Rumors and half-truth have been circulating for months about Huawei’s own operating system, but the speculations will now be put to rest as the Chinese giant officially unveils the Harmony OS. The new micro-kernel-based cross-platform operating system can support a wide range of devices, including smartphones, TVs, notebooks, smartwatches, and other accessories.
“Our goal was to develop an operating system that can flexibly be deployed across multiple devices while providing the low latency and high level of security that our users expect,” said Richard Yu, Director, Consumer Business, Huawei.
“HarmonyOS is completely different from the operating systems known to date. A micro-kernel-based system with a reliable and secure architecture that ensures seamless collaboration between different devices. It is enough to develop applications once, and later use them on other types of devices, “he added.

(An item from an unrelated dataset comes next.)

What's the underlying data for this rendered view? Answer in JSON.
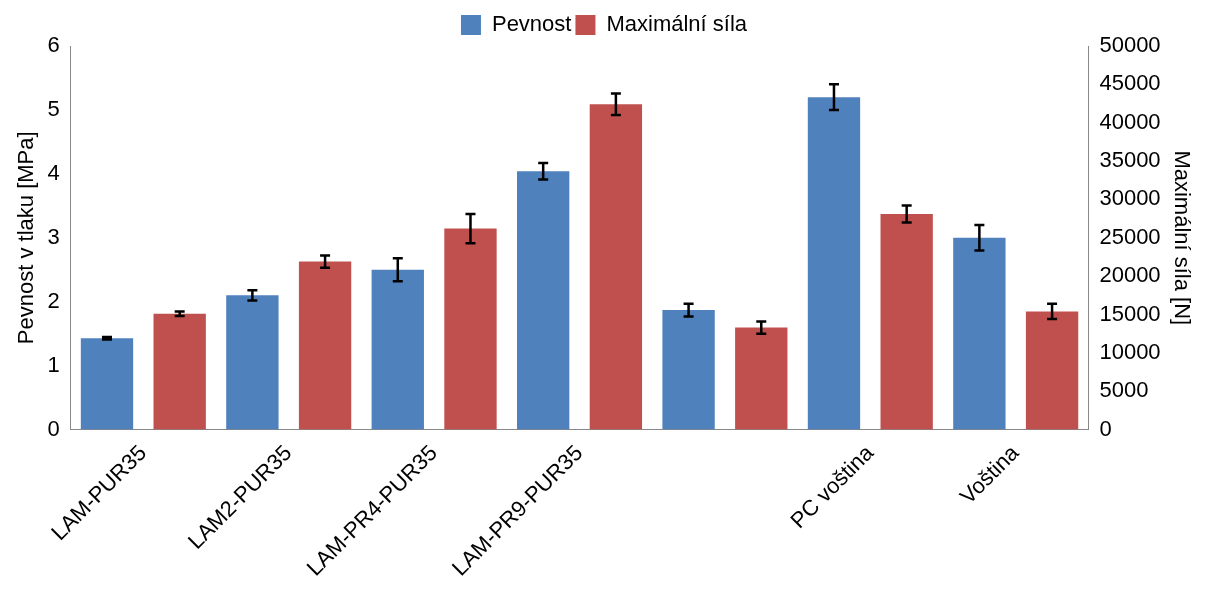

harmonyOS is the first operating system with a distributed architecture, providing a shared communication platform, distributed data management, distributed task scheduling, and virtual peripherals with a distributed “virtual bus” technology.
With the system, developers will focus on their own service logic instead of dealing with the underlying technology for distributed apps, making application development easier than ever, says Huawei. Applications developed for HarmonyOS will run on a variety of devices, providing a seamless, collaborative experience across all user situations.
The system can automatically adjust to different screen layout controls, supporting both drag-and-drop and preview-based visual programming operations. With this, the company promises developers will be able to build applications that run across multiple devices more efficiently, creating a tightly integrated ecosystem.
Huawei is making HarmonyOS an open-source platform worldwide and is also working to create an open-source foundation and community to support deeper collaboration with developers. HarmonyOS will be the first to launch in the Chinese market, followed by a global rollout, but that does not mean that the Chinese will replace Android on their smartphones – if that happens, it will take a couple of years.